The fact that child care workers saw a boost in pay from 2015 to 2017 is mostly due to states that raised their minimum wage during that time span. Those states were more likely to have higher average pay for child care workers compared to states that kept their minimum wage unchanged. In fact, states that enacted minimum wage increases saw an average increase of about six percent in child care worker wages compared to an increase of less than one percent in states with no wage increase.

The report also found a significant wage penalty for educators working with infants and toddlers compared to teachers of children aged three to five. This infant/toddler penalty can be summarized by the phrase, “The younger the child, the lower the pay.” Specifically, infant/toddler teachers without a college degree earn about $1 less per hour compared to their peers teaching preschool-aged children, while infant/toddler teachers with a bachelor’s degree earn about $4 less per hour compared to teachers with the same degree who teach slightly older children. While 67 percent of teachers working with preschool-aged children earn less than $15 an hour, that jumps to 86 percent of infant/toddler teachers. The infant/toddler penalty hits African Americans particularly hard because they’re more likely than their peers to teach infants and toddlers.

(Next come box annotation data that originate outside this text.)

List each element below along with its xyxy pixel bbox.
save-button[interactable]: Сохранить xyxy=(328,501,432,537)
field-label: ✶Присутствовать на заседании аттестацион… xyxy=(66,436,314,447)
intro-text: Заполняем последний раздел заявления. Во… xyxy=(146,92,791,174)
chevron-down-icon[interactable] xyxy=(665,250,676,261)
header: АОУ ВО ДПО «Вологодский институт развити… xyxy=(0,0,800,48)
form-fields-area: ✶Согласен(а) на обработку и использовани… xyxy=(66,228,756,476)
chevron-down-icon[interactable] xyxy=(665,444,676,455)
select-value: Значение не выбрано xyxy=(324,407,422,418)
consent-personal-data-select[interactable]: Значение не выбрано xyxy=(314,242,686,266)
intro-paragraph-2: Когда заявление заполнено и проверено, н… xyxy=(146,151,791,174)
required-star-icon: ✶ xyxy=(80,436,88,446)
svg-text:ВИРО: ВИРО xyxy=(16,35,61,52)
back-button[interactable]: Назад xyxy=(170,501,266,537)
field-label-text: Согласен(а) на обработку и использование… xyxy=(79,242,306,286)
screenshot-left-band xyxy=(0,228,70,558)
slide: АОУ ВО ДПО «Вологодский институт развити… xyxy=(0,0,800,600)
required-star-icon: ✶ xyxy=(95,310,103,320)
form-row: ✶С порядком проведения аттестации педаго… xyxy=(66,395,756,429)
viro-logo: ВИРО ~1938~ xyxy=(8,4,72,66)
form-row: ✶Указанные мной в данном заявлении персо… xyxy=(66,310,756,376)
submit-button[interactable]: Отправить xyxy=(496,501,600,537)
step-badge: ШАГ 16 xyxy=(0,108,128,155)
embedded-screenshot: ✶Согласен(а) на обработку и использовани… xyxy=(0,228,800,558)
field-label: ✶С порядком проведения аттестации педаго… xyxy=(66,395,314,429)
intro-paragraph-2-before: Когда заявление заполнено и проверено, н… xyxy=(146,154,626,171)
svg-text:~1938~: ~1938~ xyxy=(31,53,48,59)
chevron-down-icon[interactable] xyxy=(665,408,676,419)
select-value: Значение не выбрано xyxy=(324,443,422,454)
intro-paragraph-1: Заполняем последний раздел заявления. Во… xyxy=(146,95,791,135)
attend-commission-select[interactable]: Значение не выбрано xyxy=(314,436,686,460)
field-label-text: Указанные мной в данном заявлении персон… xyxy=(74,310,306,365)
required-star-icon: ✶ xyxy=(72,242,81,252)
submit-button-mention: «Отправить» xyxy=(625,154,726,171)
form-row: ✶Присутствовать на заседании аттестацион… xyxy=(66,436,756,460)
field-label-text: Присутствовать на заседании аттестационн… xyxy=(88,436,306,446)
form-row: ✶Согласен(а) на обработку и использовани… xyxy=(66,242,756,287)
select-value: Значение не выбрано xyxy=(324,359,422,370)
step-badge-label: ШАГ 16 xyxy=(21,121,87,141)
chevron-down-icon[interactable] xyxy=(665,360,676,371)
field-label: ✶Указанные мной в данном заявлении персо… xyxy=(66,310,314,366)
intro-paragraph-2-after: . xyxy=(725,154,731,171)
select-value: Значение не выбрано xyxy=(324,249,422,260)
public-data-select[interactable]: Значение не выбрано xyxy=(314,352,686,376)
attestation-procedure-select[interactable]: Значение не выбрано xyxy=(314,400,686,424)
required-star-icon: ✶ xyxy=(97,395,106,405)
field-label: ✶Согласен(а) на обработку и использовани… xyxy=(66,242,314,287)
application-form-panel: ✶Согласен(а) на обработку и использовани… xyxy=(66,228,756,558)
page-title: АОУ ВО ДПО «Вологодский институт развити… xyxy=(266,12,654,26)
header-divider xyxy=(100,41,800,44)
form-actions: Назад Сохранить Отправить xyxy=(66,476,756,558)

Amid calls for a greater number of early educators with bachelor’s degrees, the report finds that early educators with such a degree can expect to earn more. Educators who work at school-sponsored pre-K programs and have no degree can expect to earn about $8 more per hour after earning a bachelor’s degree. And Head Start teachers who earn a bachelor’s degree can expect to see their wage increase by about $4 per hour. While early educators with bachelor’s degree generally earn a higher wage, Figure 3.6 below finds that they still lag far behind in pay compared to other educators with the same degree. The report notes that “it should not be surprising that that the relatively small wage increase for a four-year college degree… drives many incumbent early educators out of the field in search of jobs that offer a higher return on their educational investment.”

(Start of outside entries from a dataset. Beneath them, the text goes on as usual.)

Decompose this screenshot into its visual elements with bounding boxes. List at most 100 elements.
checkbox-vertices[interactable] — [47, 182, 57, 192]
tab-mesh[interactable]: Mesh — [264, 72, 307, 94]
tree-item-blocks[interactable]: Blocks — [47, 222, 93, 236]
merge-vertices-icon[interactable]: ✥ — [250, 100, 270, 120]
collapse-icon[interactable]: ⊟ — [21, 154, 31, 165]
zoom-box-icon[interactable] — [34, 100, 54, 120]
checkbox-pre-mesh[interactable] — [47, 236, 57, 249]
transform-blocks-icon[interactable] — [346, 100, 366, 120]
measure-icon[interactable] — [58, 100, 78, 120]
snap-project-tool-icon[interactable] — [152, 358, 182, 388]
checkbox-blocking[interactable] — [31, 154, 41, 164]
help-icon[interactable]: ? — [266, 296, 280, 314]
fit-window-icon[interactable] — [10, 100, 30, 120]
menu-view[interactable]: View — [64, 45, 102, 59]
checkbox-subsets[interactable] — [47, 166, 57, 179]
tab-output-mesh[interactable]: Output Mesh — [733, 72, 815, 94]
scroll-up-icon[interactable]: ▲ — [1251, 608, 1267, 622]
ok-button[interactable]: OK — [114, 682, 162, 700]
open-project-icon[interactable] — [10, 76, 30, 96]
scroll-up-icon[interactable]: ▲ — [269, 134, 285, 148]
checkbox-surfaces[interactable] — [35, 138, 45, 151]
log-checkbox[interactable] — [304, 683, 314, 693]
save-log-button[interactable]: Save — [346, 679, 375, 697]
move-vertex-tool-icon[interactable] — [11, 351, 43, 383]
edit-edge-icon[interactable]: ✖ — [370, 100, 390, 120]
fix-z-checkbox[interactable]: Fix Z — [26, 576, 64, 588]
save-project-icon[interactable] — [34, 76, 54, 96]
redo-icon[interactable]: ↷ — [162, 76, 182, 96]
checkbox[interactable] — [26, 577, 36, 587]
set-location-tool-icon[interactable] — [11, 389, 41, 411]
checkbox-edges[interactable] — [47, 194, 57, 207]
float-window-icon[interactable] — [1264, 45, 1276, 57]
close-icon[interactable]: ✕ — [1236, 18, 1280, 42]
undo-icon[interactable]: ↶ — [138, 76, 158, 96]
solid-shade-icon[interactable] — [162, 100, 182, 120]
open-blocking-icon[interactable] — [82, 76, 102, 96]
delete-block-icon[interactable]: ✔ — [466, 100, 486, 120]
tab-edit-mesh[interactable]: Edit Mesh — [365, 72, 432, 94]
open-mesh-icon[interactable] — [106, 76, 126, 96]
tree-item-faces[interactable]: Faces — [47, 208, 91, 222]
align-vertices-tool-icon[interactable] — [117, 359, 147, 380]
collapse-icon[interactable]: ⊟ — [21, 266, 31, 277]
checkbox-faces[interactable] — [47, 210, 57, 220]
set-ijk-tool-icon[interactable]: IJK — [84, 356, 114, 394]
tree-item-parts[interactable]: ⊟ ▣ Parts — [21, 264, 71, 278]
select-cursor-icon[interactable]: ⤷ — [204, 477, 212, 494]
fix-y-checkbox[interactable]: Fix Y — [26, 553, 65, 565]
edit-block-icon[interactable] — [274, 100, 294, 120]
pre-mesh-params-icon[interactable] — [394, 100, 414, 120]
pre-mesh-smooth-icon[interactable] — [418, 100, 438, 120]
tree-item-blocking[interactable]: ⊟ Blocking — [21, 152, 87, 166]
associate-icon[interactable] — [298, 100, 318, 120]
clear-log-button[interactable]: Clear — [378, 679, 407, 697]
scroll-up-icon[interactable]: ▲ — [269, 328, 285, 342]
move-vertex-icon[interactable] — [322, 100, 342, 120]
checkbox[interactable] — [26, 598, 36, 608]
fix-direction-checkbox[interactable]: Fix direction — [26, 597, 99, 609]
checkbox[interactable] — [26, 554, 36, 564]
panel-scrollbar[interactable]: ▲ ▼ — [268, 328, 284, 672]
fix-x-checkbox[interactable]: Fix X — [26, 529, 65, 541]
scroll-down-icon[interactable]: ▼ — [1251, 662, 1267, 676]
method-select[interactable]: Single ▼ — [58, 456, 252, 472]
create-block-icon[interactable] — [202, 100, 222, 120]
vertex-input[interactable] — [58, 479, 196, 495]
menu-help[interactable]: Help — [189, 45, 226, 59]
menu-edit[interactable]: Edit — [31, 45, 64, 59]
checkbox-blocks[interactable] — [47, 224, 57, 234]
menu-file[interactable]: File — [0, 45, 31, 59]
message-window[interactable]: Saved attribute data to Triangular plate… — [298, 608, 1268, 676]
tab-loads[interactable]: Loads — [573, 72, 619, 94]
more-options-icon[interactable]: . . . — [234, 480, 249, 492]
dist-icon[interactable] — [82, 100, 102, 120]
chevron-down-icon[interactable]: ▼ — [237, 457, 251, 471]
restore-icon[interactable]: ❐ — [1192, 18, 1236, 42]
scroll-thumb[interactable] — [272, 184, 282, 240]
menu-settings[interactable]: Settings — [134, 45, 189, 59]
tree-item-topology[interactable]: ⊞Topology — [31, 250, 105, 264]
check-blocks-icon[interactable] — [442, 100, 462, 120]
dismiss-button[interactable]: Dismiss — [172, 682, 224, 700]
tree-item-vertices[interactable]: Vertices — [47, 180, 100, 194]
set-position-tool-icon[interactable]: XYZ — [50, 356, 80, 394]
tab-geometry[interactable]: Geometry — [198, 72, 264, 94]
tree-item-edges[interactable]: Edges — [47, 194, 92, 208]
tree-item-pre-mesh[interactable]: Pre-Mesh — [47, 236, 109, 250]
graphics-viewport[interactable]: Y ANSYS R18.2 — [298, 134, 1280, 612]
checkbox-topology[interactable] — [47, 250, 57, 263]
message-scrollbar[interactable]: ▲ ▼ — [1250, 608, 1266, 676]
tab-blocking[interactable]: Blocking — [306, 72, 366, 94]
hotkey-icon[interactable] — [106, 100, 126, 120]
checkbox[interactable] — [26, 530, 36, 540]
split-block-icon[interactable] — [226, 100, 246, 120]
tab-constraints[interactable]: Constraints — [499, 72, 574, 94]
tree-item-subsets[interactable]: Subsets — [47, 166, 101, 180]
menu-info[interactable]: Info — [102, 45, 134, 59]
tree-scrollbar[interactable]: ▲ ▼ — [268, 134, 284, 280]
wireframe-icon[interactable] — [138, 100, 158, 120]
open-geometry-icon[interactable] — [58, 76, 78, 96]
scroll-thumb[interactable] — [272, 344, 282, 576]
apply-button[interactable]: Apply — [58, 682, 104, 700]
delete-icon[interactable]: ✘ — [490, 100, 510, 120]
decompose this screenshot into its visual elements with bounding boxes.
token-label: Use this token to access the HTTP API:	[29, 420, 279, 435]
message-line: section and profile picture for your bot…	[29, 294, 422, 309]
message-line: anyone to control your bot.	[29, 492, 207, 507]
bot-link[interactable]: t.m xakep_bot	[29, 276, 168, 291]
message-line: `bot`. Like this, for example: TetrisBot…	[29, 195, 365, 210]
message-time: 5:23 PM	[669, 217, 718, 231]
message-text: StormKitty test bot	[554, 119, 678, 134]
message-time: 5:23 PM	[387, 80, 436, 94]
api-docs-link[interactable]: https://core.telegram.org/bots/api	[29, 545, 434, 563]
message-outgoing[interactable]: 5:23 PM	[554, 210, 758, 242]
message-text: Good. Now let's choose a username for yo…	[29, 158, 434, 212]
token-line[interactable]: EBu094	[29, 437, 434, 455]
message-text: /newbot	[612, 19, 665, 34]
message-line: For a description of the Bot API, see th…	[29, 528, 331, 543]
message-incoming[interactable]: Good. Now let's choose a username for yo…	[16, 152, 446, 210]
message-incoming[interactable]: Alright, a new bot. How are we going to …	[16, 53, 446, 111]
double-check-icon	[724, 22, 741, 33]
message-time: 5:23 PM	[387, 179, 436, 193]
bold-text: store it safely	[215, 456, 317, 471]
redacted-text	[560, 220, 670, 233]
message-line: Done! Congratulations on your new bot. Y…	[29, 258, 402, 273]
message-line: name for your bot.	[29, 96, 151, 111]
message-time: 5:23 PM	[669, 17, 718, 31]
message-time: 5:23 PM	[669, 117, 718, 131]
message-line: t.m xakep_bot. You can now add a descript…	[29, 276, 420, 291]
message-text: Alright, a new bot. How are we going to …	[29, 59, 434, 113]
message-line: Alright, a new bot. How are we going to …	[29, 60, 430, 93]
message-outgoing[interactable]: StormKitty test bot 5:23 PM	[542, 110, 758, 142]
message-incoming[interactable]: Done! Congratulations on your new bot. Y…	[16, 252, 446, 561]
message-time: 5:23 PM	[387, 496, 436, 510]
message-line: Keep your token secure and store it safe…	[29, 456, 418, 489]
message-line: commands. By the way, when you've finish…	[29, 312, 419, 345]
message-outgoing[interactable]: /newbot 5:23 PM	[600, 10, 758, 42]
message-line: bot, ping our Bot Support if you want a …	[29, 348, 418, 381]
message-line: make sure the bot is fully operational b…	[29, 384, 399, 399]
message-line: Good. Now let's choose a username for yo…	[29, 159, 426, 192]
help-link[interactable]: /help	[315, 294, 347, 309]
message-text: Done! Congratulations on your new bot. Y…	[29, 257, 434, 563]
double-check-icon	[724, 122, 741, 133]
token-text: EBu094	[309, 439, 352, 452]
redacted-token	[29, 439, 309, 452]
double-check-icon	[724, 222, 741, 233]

The report’s release comes two years since CSCCE released its first workforce index. The updated index focuses on tracking progress made in individual states over the last two years and finds notable, but uneven progress has been made in improving the education and training of the workforce. Five essential elements of public policy within early childhood are identified in the report: compensation, workforce data, qualifications, financial resources, and work environments. As Figure 1.3 below illustrates, only in the policy area of workforce data are a majority of states deemed to be “making headway.”

Included in the report are a number of policy recommendations for bringing about increased compensation and supportive work environments for early educators. Many of the recommendations come back to a single, but important point: for significant progress to be made, it’s necessary that ECE be viewed and funded as a public good in the way K-12 education currently is.

This same point was emphasized in a recent consensus report from the National Academies of Science, Engineering, and Medicine that called for a new national financing structure for ECE. The Academies report estimates such a system would cost about $140 billion year, significantly more than the combined $29 billion in federal and state funding currently dedicated to early care and education. The $140 billion price tag includes the cost of a wide range of improvements to the early care and education system, such as significantly higher levels of educator pay, paid release time for professional development, and investments in textbooks and scholarships for educators taking higher education courses. The CSCCE report notes that any efforts to transform the workforce through increased education and training must be linked to policies that directly address teachers’ economic well-being.